Margapala kemudian mengadakan pertemuan bersama kepemudaan Tunas Harapan dusun IV Kuro Tidur yang juga dihadiri oleh Kepala Dusun dan tokoh masyarakat yang ada di dusun IV Kuro Tidur, turut hadir saat itu ketua Organisasi Kepemudaan Karang Taruna Beringin Jayo Desa Kuro Tidur.
Dari pertemuan itu disepakatilah nama POKDARWIS Wana Bhakti dusun IV desa Kuro Tidur sebagai nama dengan susunan kepengurusan yang tertuang dalam berita acara pembentukan kelompok sadar wisata dusun IV DAM Air Lais desa Kuro Tidur.
Sebagaimana arahan dari DISPORAPAR saat itu, maka POKDARWIS Wana Bhakti adalah usaha KPA Margapala dengan persetujuan Kepala Desa Kuro Tidur yang suatu hari nanti bisa menjadi Badan Usaha Milik Desa Kuro Tidur.
Awal pergerakan POKDARWIS Wana Bhakti membuka dua jalur wisata alam yaitu Curug Tik Baes dan Cagar Rafflesia Margapala - Rafflesia Gantung, pada hari-hari libur. Perjuanganpun membuahkan hasil, sejak januari hingga maret 2016 tercatat lebih dari 2500 orang wisatawan yang datang berkunjung ke dua lokasi wisata kita.

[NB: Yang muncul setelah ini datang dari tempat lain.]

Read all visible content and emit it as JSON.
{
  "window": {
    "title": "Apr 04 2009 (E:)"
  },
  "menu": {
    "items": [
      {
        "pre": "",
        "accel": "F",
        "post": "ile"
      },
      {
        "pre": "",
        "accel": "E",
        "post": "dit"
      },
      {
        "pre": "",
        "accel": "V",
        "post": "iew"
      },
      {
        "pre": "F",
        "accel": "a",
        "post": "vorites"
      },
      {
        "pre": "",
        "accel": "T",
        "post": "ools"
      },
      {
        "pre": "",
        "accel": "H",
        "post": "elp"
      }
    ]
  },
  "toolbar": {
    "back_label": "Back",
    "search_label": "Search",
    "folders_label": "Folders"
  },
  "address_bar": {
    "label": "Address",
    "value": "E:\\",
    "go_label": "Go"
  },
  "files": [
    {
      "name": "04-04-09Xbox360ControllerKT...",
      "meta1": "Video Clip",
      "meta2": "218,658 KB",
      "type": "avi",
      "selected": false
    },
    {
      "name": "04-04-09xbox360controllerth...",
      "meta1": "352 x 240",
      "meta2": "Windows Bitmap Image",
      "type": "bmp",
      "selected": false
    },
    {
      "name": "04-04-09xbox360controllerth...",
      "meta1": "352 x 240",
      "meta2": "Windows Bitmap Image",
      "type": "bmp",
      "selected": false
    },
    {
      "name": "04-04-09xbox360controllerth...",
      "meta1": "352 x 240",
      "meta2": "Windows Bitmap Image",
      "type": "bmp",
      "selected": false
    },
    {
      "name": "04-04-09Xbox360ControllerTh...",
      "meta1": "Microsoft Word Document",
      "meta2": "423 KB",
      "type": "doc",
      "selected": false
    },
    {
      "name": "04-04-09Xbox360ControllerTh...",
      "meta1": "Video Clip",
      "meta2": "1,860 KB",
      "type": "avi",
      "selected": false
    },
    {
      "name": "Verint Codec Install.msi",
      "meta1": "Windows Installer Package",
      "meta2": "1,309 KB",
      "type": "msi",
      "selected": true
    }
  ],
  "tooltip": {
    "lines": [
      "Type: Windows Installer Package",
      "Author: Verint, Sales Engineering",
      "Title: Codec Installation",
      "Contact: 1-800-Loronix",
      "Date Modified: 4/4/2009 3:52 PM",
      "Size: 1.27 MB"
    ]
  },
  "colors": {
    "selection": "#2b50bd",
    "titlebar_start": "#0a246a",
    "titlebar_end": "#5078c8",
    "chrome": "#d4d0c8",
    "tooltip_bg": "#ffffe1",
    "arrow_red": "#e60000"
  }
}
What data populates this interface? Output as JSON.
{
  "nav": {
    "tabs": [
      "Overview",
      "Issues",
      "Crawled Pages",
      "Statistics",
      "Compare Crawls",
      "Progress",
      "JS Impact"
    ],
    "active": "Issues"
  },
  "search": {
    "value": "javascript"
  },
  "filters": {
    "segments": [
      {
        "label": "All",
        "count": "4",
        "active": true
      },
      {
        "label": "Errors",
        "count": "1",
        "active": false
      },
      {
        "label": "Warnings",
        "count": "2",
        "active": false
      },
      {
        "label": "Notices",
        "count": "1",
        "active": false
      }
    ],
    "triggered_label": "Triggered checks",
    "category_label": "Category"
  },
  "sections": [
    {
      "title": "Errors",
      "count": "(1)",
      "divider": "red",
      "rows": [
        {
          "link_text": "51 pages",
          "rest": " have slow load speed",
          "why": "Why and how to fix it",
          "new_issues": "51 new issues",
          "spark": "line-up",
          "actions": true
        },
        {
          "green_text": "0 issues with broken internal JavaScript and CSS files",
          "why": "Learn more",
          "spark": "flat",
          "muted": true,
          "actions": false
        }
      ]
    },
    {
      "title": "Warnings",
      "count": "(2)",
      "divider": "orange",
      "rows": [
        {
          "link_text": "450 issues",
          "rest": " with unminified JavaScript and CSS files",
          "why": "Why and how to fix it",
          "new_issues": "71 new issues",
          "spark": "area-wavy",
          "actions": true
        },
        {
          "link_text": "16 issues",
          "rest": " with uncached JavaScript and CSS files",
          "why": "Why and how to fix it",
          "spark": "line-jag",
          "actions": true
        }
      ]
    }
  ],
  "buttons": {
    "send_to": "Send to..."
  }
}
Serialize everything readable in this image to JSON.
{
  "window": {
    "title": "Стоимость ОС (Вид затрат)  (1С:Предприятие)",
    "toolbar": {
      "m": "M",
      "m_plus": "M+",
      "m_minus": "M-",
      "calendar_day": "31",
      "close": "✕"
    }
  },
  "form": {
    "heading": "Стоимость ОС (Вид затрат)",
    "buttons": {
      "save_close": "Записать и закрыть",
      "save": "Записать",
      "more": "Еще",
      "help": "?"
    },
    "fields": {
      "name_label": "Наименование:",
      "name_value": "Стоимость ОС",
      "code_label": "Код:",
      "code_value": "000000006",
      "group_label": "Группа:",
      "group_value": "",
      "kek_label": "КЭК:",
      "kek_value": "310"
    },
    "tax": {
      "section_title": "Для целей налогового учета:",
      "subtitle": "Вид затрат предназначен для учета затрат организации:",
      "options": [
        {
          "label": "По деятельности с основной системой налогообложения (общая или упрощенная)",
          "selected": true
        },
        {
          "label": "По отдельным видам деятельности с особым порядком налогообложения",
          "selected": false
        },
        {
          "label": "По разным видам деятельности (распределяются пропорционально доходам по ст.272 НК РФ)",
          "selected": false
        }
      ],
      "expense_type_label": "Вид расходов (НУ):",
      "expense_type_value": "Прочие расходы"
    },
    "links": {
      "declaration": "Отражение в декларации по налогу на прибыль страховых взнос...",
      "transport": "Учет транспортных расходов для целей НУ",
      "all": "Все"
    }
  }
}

Tentu saja prestasi itu tidak lepas dari dukungan Pemerintah Kabupaten Bengkulu Utara melalui Dinas Pemuda Olahraga dan Pariwisata yang memperkenalkan kita kepada Media Online kupasbengkulu.com.
Kemudian teman kita sesama pecinta alam, KPA Rafapala memperkenalkan kita kepada gerbangbengkulu.com, yang membuat berita keberadaan destinasi wisata kita semakin dikenal secara luas.
Keberhasilan kita saat itu tak lepas dari peran serta senior Pecinta Alam Arga Makmur, Bang Firman, selain memberi support yang sangat membangun juga memboyong Komunitas Peduli Puspa Langka (KPPL) Bengkulu Utara, sehingga kita bisa mengetahui jenis, habitat dan berbagai pengetahuan mengenai puspa langka yang seharusnya kita ketahui.
Selain menularkan ilmunya mengenai keberagaman puspa langka, KPPL Bengkulu Utara juga mengenalkan potensi yang Margapala eksplor melalui media massa. Mereka memboyong RBTV, dan sederet media online yang memberitakan potensi baru Kabupaten Bengkulu Utara yang ada di Desa Kuro Tidur.
Namun begitu, akhirnya Margapala harus menerima kenyataan bahwa wisata yang sedang diusahakan itu ditutup oleh Pemerintah Desa Kuro Tidur dalam rapat yang diadakan pada bulan Juli 2016 bertempat di balai dusun IV Desa Kuro Tidur.
Hal yang paling memilukan bagi KPA Margapala adalah ketika rumah ketua KPA Margapala, yang menjadi sekretariat sementara di kompleks perumahan dinas BPBAT terbakar pada tanggal 02 Januari 2017. 90 % administrasi kelengkapan dan atribut Margapala ikut lenyap seketika.
Pada musibah itu, kita juga kehilangan data dan kelengkapan yang diusahakan selama bertahun-tahun.
Sejak wisata kita ditutup, KPA Margapala kembali seperti sebelumnya, mengurus kehidupan masing-masing, sesekali mengadakan pertemuan dan melakukan kunjungan. Margapala masih ada, hanya mungkin sama dengan organisasi pecinta alam lainnya yang hanya menjadi organisasi yang bergerak dengan kesamaan hobi.
Akhir Agustus 2017 mengunjungi puncak Kaba, Kabupaten Rejang Lebong, dan pada awal tahun 2018 menjajal puncak Kerinci.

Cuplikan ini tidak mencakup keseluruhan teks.